Jakarta Globe – AFP, December 31, 2013
Dhaka. A
Bangladesh court Tuesday ordered the arrest of owners of a garment factory
where 111 workers were killed last year in the country’s worst such fire, after
police laid charges.
The court
in Dhaka issued the warrants for Delwar Hossain and his wife Mahmuda Akter and
four others over the blaze that gutted the Tazreen factory where workers
stitched clothes for Western retailers including Walmart.
Senior
judicial magistrate Wasim Sheikh gave the order after declaring all six
“fugitives” for failing to appear in court over charges laid by police earlier
this month against 13 people over the tragedy, a prosecutor said.
The
magistrate formally accepted the charges against the 13 including the owners,
factory managers and security guards, who all face a maximum sentence of life
in prison if convicted.
“Dhaka’s
senior judicial magistrate Wasim Sheikh issued the warrants of arrest against
the two fugitive owners… and four other company officials for the Tazreen
factory fire,” prosecutor Anwarul Kabir told AFP.
“The owners
and 11 others have been charged with arson, culpable homicide not amounting to
murder and death by negligence,” Kabir said.

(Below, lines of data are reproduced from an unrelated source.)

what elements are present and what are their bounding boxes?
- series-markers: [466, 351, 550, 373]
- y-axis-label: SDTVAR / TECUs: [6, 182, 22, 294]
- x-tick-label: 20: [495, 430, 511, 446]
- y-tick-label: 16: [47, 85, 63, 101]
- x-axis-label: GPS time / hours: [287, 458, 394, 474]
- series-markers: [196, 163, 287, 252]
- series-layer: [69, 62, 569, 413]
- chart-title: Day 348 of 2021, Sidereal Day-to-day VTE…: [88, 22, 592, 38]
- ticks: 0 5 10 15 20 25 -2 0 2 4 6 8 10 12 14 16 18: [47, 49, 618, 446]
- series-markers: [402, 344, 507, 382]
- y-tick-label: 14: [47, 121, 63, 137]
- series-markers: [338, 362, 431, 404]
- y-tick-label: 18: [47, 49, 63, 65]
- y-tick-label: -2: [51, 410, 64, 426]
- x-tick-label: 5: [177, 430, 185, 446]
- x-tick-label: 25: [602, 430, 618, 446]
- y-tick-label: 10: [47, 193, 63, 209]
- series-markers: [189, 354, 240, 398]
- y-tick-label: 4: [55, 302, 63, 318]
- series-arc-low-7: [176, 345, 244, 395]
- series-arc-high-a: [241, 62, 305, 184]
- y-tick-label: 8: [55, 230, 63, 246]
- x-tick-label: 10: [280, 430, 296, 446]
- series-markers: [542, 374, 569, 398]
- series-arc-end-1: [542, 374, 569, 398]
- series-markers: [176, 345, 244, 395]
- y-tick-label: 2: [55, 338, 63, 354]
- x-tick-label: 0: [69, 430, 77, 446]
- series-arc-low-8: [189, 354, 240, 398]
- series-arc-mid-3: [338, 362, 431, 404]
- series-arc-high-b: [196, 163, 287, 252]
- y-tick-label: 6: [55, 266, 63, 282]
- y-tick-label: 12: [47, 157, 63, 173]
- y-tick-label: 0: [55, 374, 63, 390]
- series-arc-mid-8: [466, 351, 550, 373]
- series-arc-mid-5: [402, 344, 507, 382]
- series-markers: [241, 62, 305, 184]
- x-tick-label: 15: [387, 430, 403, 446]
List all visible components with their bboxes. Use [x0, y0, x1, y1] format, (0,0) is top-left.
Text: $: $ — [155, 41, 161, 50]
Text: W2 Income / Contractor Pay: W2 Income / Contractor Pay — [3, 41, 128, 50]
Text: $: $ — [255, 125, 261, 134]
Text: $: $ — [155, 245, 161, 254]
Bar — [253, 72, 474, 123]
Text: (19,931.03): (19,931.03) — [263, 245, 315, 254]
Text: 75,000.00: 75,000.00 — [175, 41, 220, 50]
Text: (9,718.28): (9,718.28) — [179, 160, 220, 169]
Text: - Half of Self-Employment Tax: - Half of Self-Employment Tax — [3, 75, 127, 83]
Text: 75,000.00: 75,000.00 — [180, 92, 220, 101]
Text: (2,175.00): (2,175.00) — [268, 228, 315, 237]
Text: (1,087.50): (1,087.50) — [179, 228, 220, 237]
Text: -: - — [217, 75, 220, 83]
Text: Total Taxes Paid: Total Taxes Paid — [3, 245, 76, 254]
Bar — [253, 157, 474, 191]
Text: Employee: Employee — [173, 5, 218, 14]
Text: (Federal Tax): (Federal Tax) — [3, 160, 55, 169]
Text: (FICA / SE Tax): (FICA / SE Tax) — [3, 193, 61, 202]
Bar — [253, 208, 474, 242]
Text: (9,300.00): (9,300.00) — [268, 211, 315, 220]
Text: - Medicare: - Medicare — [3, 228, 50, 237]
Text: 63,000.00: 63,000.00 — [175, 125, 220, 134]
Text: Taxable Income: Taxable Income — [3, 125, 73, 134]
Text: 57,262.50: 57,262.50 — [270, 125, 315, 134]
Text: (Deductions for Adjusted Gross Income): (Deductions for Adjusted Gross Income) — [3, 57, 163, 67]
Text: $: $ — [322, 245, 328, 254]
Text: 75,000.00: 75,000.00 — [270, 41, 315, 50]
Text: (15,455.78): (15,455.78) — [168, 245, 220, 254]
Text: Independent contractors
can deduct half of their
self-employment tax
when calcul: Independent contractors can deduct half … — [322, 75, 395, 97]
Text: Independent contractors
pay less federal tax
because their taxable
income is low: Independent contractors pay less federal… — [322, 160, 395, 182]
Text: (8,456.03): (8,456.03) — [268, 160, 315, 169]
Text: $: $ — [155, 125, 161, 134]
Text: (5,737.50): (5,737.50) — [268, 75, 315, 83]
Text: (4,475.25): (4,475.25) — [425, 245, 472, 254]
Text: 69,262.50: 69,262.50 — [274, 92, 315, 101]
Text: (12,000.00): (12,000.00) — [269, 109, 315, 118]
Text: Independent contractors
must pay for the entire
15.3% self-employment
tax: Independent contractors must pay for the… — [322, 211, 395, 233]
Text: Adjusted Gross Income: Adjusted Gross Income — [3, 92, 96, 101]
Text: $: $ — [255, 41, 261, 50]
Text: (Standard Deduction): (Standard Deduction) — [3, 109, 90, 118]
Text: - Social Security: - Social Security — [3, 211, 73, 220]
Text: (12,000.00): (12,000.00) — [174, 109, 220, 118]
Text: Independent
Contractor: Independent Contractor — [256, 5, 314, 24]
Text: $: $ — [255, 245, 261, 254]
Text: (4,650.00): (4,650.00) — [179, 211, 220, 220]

Seven of those charged were in
court or in custody.
The fire,
the country’s deadliest at a garment factory, highlighted appalling safety
problems in the sector, a mainstay of the economy, where about four million
workers toil for some of the lowest sector wages in the world.
The country
suffered an even greater tragedy just months later in April when the Rana Plaza
garment factory complex collapsed in Dhaka’s outskirts, killing 1,135 people in
one of the world’s worst industrial disasters.
The arrest
order signals a toughening stand by local authorities against influential
garment manufacturers, who openly flout safety rules for Bangladesh’s 4,500
garment factories, where deadly accidents are common.
Police last
week said it was possibly the first time an owner has been charged over a fire
in the sector, which accounts for up to 80 percent of the impoverished
country’s exports.
Delwar
Hossain, who since the tragedy has been barred from leaving the country, has
been accused of breaching construction rules including building unsafe and
narrow staircases in the nine-story building.
Hossain,
who is the managing director of the factory and his wife the chairperson, could
not be contacted for comment despite several calls to his mobile phone numbers.
Workers
forced to jump from windows
Victims of
the November 2012 fire, mostly women who were paid as little as $37 a month,
found themselves overcome by smoke or were forced to jump from windows on upper
floors, police have said.
Managers
and security guards were charged over their insistence workers return to their
duties even though smoke was billowing from the ground floor where the fire
started, according to a police investigation report.
The
factory, in the Ashulia industrial district, supplied clothes to a variety of
international brands including US giant Walmart, Dutch retailer C&A and
ENYCE, a label owned by US rapper Sean “Diddy” Combs.
Some of the
retailers have refused to compensate some 200 workers injured in the fire and
families of workers killed, arguing that their orders to suppliers for garments
were illegally diverted to the Tazreen factory.
Despite the
charges and the arrest warrants, unions said it was unlikely the owners would
face tough punishment, predicting that the case would drag on for years.
The
industry is the world’s second largest after China and factory owners
themselves — many of whom are also lawmakers and owners of banks and insurers —
wield great influence in Bangladesh.
Bangladesh
pledged to clean up the industry after the Rana Plaza disaster and more than
100 top Western retailers have signed up to new safety agreements to allow
greater scrutiny of their operations.
The
government last month raised minimum wages for workers by 76 percent and
launched inspections of factories in the wake of mounting criticism that
authorities were failing to improve the sector.
The new
minimum wage of $68 a month still makes Bangladesh one of the lowest paid
garment sectors in the world, according to activists.